В поисках темного Логоса | страница 20
Луч градуальности разрывается до отрезка в эпоху Нового времени. Здесь осуществляется скачок к понятию, к философскому атомизму, который создает совершенно новую пару: это и не эквиполентность и не полюса опосредованной градуальности; это конкретное бытие сингулярной вещи, резко противопоставленное ее отрицанию, на этот раз радикальному и полностью лишенному бытия (и собственного и по причастности). Привативная оппозиция основана на позитивных точках или узлах (понятиях, атомах), окруженных границей пустоты как чистого отрицания. Добро и свет — это субстанции, чье бытие дается через их самотождество, а их пределы касаются ничто на всем своем протяжении. Каждая понятийная сингулярность может сталкиваться с любой сингулярностью с большей или меньшей степенью вероятности, но в своей структуре она не сталкивается ни с чем, ни от чего не зависит и представляет собой чистую индивидуальность, помещенную в вакуум. Новая пара — это нечто и ничто, атом и пустота. Именно такую привативную модель институционализирует Лейбниц на заре Нового времени в знаменитом вопрос: «Warum ist überhaupt Seiendes und nicht vielmehr Nichts?» («Почему есть нечто, а не ничто?»). Геометрия этого вопроса немыслима ни в градуальной (тринитарной), ни в эквиполентной топиках языка. Вместе с этим вопросом Лейбниц приводит к бытию философскую картину Модерна. Seiendes — это концепт, атом, субстанция, впервые вырванная не только из эквиполентной пары, но и из градуальной иерархической шкалы, и противопоставлена она очень точно именно Nichts, как по настоящему симметричной в новой топике паре. Каждый индивидуум, каждая субстанция в такой картине мира строго уникальны, отрезаны и от дедуктивной пары и от градиентной иерархической шкалы. Это делает законы логики абсолютными и радикальными и вместе с тем открывает возможность для многообразных (и даже эвристических) таксономий. Мы получаем систему вещей, чье сведение к видам и родам является не более чем инерциальной традицией, сохраняемой для удобства в уже строго номиналистской (постоккамовской) и позитивистской зонах.
Привативность впервые делает законы аристотелевской грамматики по-настоящему строгими, хотя и ведет к упрощению многих языковых форм, отмирающих в силу того, что несут на себе слишком большой груз прежних семантических топик — архаической эквиполентной и средневековой градиентной.

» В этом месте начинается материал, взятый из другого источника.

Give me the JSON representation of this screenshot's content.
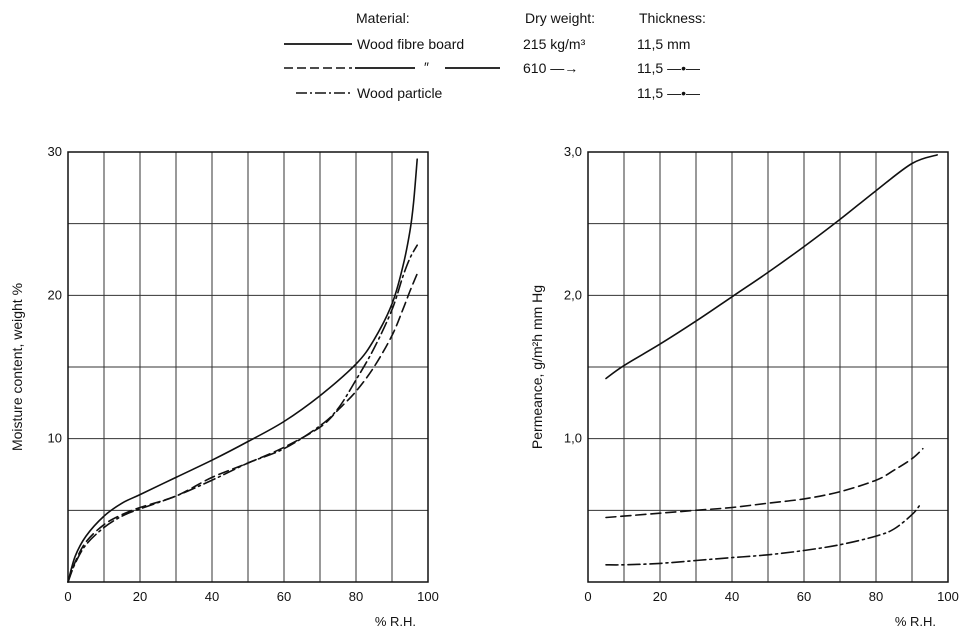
{
  "legend": {
    "headers": {
      "material": "Material:",
      "dry_weight": "Dry weight:",
      "thickness": "Thickness:"
    },
    "rows": [
      {
        "style": "solid",
        "material": "Wood fibre board",
        "dry_weight": "215 kg/m³",
        "thickness": "11,5 mm"
      },
      {
        "style": "dashed",
        "material": "″",
        "dry_weight": "610 —→",
        "thickness": "11,5 —•—"
      },
      {
        "style": "dashdot",
        "material": "Wood particle",
        "dry_weight": "",
        "thickness": "11,5 —•—"
      }
    ]
  },
  "chart_data": [
    {
      "type": "line",
      "title": "",
      "xlabel": "% R.H.",
      "ylabel": "Moisture content, weight %",
      "xlim": [
        0,
        100
      ],
      "ylim": [
        0,
        30
      ],
      "xticks": [
        0,
        20,
        40,
        60,
        80,
        100
      ],
      "xtick_labels": [
        "0",
        "20",
        "40",
        "60",
        "80",
        "100"
      ],
      "yticks": [
        10,
        20,
        30
      ],
      "ytick_labels": [
        "10",
        "20",
        "30"
      ],
      "x_grid_step": 10,
      "y_grid_step": 5,
      "grid": true,
      "series": [
        {
          "style": "solid",
          "points": [
            [
              0,
              0
            ],
            [
              2,
              1.8
            ],
            [
              5,
              3.2
            ],
            [
              10,
              4.6
            ],
            [
              15,
              5.5
            ],
            [
              20,
              6.1
            ],
            [
              30,
              7.3
            ],
            [
              40,
              8.5
            ],
            [
              50,
              9.8
            ],
            [
              60,
              11.2
            ],
            [
              70,
              13
            ],
            [
              80,
              15.2
            ],
            [
              85,
              16.9
            ],
            [
              90,
              19.4
            ],
            [
              93,
              22
            ],
            [
              95,
              24.5
            ],
            [
              96,
              26.5
            ],
            [
              97,
              29.5
            ]
          ]
        },
        {
          "style": "dashed",
          "points": [
            [
              0,
              0
            ],
            [
              2,
              1.4
            ],
            [
              5,
              2.8
            ],
            [
              10,
              4
            ],
            [
              15,
              4.7
            ],
            [
              20,
              5.2
            ],
            [
              30,
              6
            ],
            [
              40,
              7.3
            ],
            [
              50,
              8.3
            ],
            [
              60,
              9.4
            ],
            [
              70,
              10.8
            ],
            [
              75,
              12
            ],
            [
              80,
              13.3
            ],
            [
              85,
              15
            ],
            [
              90,
              17.2
            ],
            [
              93,
              19
            ],
            [
              95,
              20.3
            ],
            [
              97,
              21.5
            ]
          ]
        },
        {
          "style": "dashdot",
          "points": [
            [
              0,
              0
            ],
            [
              2,
              1.3
            ],
            [
              5,
              2.6
            ],
            [
              10,
              3.8
            ],
            [
              15,
              4.6
            ],
            [
              20,
              5.1
            ],
            [
              30,
              6
            ],
            [
              40,
              7.1
            ],
            [
              50,
              8.3
            ],
            [
              60,
              9.3
            ],
            [
              70,
              10.9
            ],
            [
              75,
              12.1
            ],
            [
              80,
              14.1
            ],
            [
              85,
              16.3
            ],
            [
              90,
              19
            ],
            [
              93,
              21.3
            ],
            [
              95,
              22.6
            ],
            [
              97,
              23.5
            ]
          ]
        }
      ]
    },
    {
      "type": "line",
      "title": "",
      "xlabel": "% R.H.",
      "ylabel": "Permeance, g/m²h mm Hg",
      "xlim": [
        0,
        100
      ],
      "ylim": [
        0,
        3
      ],
      "xticks": [
        0,
        20,
        40,
        60,
        80,
        100
      ],
      "xtick_labels": [
        "0",
        "20",
        "40",
        "60",
        "80",
        "100"
      ],
      "yticks": [
        1,
        2,
        3
      ],
      "ytick_labels": [
        "1,0",
        "2,0",
        "3,0"
      ],
      "x_grid_step": 10,
      "y_grid_step": 0.5,
      "grid": true,
      "series": [
        {
          "style": "solid",
          "points": [
            [
              5,
              1.42
            ],
            [
              10,
              1.51
            ],
            [
              20,
              1.66
            ],
            [
              30,
              1.82
            ],
            [
              40,
              1.99
            ],
            [
              50,
              2.16
            ],
            [
              60,
              2.34
            ],
            [
              70,
              2.53
            ],
            [
              80,
              2.73
            ],
            [
              90,
              2.92
            ],
            [
              97,
              2.98
            ]
          ]
        },
        {
          "style": "dashed",
          "points": [
            [
              5,
              0.45
            ],
            [
              10,
              0.46
            ],
            [
              20,
              0.48
            ],
            [
              30,
              0.5
            ],
            [
              40,
              0.52
            ],
            [
              50,
              0.55
            ],
            [
              60,
              0.58
            ],
            [
              70,
              0.63
            ],
            [
              80,
              0.71
            ],
            [
              85,
              0.78
            ],
            [
              90,
              0.86
            ],
            [
              93,
              0.93
            ]
          ]
        },
        {
          "style": "dashdot",
          "points": [
            [
              5,
              0.12
            ],
            [
              10,
              0.12
            ],
            [
              20,
              0.13
            ],
            [
              30,
              0.15
            ],
            [
              40,
              0.17
            ],
            [
              50,
              0.19
            ],
            [
              60,
              0.22
            ],
            [
              70,
              0.26
            ],
            [
              80,
              0.32
            ],
            [
              85,
              0.37
            ],
            [
              90,
              0.47
            ],
            [
              92,
              0.53
            ]
          ]
        }
      ]
    }
  ]
}
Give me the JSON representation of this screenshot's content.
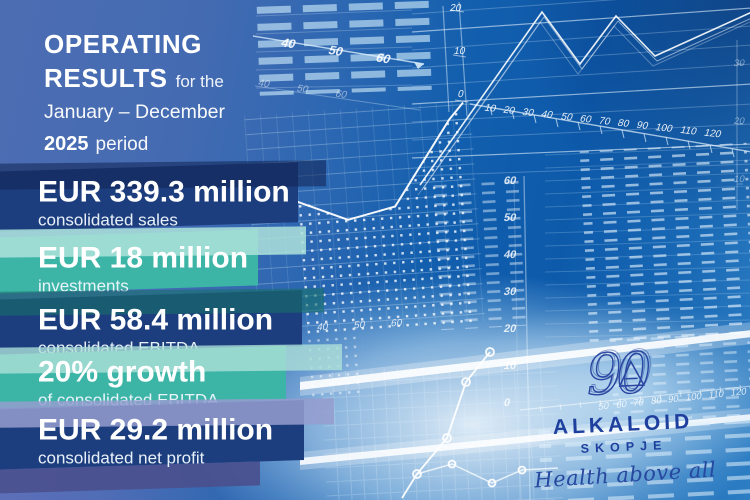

Приватный строй языка фиксирует такое мироздание, где аристотелевская логика наложена на демокритовскую физику. Аристотель учил о наличии в любом сущем формы и материи, а также об энтелехии и существовании естественных мест, предопределяющих природу движения. То есть его физика имела ряд характерных градиентных и даже остаточно эквиполентных черт. Но логика (да и грамматика) были построены на принципах, близких к привативной системе. В целом это и создавало средневековую картину мира, предельно наглядно отраженную в схоластике, где мы видим и инерцию эквиполентности (чаще всего либо имплицитную, либо вынесенную в особые герметические и платонические идейные течения, мистику и секты), и преобладающую тринитарную градуальность (собственно классический реализм и томизм), и зародыши будущей привативной системы (францисканцы, номиналисты и т. д.).